Respiratory infections are some of the most common types of infection in
the general community and these can also affect hospital patients, but some
clinical conditions and treatments predispose patients to healthcare associated
respiratory tract infections. During the postoperative period surgical patients
are particularly vulnerable to pneumonia; they will have undergone endotracheal
intubation for their anaesthesia and postoperative discomfort and inactivity
may lead to inadequate ventilation of their lungs and inability (or disinclination)

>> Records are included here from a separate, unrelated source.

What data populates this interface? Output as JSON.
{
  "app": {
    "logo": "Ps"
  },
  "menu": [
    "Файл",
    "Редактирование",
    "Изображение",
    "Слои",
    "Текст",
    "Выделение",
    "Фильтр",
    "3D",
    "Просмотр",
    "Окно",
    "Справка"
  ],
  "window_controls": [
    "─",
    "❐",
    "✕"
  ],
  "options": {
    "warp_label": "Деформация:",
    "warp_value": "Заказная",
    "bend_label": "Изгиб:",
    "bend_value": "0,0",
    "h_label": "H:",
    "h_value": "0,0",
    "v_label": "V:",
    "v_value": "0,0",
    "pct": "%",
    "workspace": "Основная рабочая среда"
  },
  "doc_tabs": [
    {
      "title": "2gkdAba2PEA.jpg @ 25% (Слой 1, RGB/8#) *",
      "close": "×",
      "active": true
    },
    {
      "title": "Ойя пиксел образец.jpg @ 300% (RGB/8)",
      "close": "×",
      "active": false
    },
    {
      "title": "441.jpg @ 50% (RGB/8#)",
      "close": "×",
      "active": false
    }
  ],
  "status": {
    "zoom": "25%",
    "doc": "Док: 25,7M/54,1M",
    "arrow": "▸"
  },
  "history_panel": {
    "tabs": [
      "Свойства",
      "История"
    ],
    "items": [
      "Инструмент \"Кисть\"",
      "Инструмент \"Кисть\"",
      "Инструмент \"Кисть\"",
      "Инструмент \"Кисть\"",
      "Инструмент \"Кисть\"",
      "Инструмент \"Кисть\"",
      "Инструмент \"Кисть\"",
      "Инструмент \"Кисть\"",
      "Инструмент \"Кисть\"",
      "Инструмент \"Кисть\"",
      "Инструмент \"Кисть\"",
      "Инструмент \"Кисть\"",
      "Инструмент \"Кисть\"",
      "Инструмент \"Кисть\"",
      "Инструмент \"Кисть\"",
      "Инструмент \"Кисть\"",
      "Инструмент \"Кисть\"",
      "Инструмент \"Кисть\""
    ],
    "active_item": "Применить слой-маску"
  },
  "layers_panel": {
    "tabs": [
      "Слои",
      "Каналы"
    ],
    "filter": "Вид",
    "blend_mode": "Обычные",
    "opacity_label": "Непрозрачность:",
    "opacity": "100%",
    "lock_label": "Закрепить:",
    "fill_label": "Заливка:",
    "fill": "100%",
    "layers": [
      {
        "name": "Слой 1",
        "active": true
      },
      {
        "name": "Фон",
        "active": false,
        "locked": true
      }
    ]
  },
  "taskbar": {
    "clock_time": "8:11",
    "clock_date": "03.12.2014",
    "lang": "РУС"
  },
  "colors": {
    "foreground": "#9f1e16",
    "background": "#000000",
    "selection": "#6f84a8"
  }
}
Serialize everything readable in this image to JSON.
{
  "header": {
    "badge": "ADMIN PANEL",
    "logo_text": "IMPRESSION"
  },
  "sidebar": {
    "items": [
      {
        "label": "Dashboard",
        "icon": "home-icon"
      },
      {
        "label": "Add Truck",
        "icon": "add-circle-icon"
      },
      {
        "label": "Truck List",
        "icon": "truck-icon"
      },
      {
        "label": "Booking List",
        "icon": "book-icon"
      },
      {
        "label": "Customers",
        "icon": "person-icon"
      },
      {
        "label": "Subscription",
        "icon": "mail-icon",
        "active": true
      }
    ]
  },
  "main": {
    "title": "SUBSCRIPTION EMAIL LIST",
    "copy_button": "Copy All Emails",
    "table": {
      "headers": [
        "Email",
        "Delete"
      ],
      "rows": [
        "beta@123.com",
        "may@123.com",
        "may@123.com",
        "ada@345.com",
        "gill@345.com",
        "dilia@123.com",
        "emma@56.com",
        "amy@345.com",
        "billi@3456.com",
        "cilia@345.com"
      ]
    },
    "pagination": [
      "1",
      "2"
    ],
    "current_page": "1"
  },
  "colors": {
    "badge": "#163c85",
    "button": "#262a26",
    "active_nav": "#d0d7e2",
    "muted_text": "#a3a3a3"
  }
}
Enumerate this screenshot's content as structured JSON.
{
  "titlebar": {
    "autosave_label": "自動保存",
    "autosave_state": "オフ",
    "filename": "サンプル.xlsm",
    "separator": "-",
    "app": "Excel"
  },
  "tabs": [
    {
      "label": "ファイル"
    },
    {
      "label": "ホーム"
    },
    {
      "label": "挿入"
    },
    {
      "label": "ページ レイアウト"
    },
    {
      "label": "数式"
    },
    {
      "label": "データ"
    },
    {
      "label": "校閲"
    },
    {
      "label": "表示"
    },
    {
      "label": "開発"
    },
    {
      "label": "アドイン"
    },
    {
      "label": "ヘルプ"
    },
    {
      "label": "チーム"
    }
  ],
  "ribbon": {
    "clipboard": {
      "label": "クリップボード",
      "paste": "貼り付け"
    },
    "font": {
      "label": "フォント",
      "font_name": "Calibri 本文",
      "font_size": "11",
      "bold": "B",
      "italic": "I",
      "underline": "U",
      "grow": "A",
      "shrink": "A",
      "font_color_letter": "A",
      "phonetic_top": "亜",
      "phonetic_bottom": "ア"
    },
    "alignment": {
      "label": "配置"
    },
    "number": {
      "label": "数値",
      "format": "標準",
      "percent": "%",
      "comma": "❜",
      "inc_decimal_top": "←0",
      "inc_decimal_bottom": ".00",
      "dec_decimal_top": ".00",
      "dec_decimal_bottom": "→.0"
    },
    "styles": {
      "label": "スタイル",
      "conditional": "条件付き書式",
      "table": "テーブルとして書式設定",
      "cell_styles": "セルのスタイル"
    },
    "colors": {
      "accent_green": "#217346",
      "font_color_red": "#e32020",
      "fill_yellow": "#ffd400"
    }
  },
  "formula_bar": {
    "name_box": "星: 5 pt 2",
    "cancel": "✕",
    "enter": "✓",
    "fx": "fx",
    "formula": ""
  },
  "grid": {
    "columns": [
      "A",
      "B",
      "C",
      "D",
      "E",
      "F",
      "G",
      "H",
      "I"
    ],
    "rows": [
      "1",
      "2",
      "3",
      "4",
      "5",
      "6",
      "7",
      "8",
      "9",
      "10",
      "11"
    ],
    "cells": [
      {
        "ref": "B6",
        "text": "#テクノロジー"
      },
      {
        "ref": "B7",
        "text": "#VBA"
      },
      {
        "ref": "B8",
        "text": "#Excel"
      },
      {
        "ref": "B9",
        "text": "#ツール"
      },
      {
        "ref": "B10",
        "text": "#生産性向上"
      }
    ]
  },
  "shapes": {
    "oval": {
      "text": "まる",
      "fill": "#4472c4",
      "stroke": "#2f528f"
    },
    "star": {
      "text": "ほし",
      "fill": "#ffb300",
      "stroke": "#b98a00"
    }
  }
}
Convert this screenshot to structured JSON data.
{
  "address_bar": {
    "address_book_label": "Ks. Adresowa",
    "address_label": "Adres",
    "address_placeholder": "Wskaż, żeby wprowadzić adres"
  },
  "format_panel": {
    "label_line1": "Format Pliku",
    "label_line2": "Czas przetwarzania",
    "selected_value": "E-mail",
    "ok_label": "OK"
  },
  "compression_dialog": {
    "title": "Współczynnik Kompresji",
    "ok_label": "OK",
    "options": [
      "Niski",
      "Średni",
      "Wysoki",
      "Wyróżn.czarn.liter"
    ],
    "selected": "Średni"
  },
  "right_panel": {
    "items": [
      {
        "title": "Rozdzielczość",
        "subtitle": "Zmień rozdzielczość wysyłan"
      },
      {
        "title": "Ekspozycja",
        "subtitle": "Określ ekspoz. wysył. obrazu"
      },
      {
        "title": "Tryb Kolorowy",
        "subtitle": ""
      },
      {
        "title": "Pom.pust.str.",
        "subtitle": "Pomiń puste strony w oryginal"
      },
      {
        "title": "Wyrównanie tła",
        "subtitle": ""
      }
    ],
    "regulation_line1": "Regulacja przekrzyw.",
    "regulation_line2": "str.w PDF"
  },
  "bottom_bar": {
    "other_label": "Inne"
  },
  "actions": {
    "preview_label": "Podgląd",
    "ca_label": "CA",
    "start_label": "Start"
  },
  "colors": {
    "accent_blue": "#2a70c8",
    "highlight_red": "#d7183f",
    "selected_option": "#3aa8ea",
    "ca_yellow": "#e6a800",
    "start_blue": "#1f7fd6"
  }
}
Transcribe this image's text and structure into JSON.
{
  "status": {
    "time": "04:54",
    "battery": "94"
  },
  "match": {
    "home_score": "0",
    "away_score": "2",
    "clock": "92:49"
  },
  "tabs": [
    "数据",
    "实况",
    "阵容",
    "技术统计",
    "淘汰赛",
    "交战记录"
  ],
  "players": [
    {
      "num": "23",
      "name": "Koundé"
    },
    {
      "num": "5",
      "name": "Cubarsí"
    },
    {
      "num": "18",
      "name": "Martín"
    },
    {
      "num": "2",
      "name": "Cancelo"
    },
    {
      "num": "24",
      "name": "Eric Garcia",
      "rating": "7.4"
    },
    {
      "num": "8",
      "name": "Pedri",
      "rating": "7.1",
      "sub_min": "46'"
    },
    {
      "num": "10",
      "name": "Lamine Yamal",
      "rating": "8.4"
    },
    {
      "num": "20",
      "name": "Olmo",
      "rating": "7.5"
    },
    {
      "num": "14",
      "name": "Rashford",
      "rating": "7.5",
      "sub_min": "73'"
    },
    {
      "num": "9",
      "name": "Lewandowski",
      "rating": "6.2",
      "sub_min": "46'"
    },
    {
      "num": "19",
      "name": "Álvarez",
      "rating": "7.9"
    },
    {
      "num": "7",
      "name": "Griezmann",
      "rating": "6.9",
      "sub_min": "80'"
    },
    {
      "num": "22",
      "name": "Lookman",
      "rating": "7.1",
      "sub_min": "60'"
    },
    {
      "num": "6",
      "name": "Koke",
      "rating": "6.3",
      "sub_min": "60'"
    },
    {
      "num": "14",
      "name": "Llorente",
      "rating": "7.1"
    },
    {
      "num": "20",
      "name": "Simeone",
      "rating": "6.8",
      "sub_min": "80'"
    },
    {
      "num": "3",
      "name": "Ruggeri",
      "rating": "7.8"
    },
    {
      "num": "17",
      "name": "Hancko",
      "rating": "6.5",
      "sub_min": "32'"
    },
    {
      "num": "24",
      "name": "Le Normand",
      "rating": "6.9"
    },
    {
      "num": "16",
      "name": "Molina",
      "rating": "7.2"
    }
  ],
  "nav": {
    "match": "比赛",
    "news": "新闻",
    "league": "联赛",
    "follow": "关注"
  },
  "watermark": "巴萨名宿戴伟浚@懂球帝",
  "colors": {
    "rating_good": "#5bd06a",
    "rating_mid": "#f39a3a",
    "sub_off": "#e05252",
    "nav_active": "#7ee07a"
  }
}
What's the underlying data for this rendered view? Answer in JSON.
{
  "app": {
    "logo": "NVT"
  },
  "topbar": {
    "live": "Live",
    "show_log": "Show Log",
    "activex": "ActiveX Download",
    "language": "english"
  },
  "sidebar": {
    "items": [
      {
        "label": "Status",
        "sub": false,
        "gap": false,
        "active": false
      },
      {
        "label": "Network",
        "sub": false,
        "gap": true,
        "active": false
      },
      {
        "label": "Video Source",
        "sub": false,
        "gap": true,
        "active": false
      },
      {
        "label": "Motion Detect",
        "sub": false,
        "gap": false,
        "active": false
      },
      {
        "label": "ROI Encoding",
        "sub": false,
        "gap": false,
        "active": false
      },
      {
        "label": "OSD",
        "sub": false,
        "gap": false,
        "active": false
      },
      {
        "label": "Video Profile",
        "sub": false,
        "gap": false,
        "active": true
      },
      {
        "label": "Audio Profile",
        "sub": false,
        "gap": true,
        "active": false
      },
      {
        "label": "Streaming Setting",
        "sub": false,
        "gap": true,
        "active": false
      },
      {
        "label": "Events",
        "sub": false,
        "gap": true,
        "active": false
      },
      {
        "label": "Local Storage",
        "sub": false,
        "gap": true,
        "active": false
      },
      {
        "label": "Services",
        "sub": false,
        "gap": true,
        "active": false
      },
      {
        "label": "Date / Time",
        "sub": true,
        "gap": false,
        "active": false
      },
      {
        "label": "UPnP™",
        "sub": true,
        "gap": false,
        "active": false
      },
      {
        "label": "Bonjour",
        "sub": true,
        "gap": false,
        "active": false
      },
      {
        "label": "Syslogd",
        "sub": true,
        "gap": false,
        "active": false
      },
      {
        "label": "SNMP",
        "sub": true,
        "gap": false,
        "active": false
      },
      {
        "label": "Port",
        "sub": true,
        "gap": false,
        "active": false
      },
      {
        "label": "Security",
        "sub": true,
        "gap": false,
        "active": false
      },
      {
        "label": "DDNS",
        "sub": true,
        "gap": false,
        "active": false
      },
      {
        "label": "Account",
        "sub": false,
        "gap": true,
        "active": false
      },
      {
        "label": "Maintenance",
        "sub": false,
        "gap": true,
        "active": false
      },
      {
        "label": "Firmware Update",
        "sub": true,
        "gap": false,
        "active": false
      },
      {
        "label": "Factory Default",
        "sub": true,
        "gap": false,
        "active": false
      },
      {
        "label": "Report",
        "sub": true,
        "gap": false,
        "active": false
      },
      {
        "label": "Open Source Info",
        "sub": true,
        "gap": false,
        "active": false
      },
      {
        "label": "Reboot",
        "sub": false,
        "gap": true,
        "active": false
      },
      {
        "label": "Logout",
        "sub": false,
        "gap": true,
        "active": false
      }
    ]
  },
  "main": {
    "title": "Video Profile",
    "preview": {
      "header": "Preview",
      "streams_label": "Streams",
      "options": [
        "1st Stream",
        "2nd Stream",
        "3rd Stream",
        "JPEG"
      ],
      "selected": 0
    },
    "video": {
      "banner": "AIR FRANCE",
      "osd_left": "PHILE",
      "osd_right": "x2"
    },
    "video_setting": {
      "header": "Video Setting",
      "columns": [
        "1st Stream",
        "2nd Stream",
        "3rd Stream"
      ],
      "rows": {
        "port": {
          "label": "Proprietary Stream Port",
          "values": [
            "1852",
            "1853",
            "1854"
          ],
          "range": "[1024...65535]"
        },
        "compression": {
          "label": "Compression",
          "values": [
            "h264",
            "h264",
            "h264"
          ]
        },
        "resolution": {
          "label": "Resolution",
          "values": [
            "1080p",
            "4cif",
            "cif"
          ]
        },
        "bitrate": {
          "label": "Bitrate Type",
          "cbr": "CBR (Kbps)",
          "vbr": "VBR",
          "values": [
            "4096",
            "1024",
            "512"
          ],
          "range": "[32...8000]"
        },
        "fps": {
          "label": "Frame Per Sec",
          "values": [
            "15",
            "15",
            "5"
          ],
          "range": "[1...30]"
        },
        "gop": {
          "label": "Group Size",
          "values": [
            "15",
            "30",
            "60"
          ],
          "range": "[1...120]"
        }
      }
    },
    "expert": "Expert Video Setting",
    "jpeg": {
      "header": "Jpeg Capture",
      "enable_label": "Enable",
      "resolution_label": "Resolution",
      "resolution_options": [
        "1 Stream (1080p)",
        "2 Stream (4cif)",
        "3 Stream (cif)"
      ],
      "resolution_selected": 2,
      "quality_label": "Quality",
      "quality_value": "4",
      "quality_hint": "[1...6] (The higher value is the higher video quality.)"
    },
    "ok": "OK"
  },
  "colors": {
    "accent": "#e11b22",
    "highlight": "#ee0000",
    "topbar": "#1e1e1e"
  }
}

to cough, resulting in postoperative pneumonia. This risk is greatly magnified
in patients needing intensive care and undergoing prolonged intubation and
artificial ventilation. Ventilator-associated pneumonia (VAP) is one of the
major challenges to successful intensive care. As well as the local effects of
VAP on the respiratory tract, it is also a significant cause of bacteraemia.
Infectious diarrhoea is a
well-recognized community syndrome. Some of the issues that result in diarrhoea
and vomiting in the population at large, such as mass catering leading to food
poisoning with Salmonella and Campylobacter spp. also apply in hospitals and
other healthcare and social care settings but other gastrointestinal infections
cause particular problems in relation to healthcare settings. Norovirus
vomiting and diarrhoea spreads so readily in closed communities that it causes
numerous and frequent outbreaks in all health and social care settings and is
the commonest cause of ward closures in the NHS in England to control the
spread of this virus. One bacterial cause of potentially severe, indeed fatal,
diarrhoeal disease that is much more specifically an HCAI is Clostridium difficile infection (CDI). This
infection generally affects only those whose normal gut bacterial flora has
been disturbed by treatment with broad spectrum antibiotics (or some other
infection proven or suspected) which enables the Cl. difficile spores to germinate and then the
vegetative bacteria to produce their damaging toxins.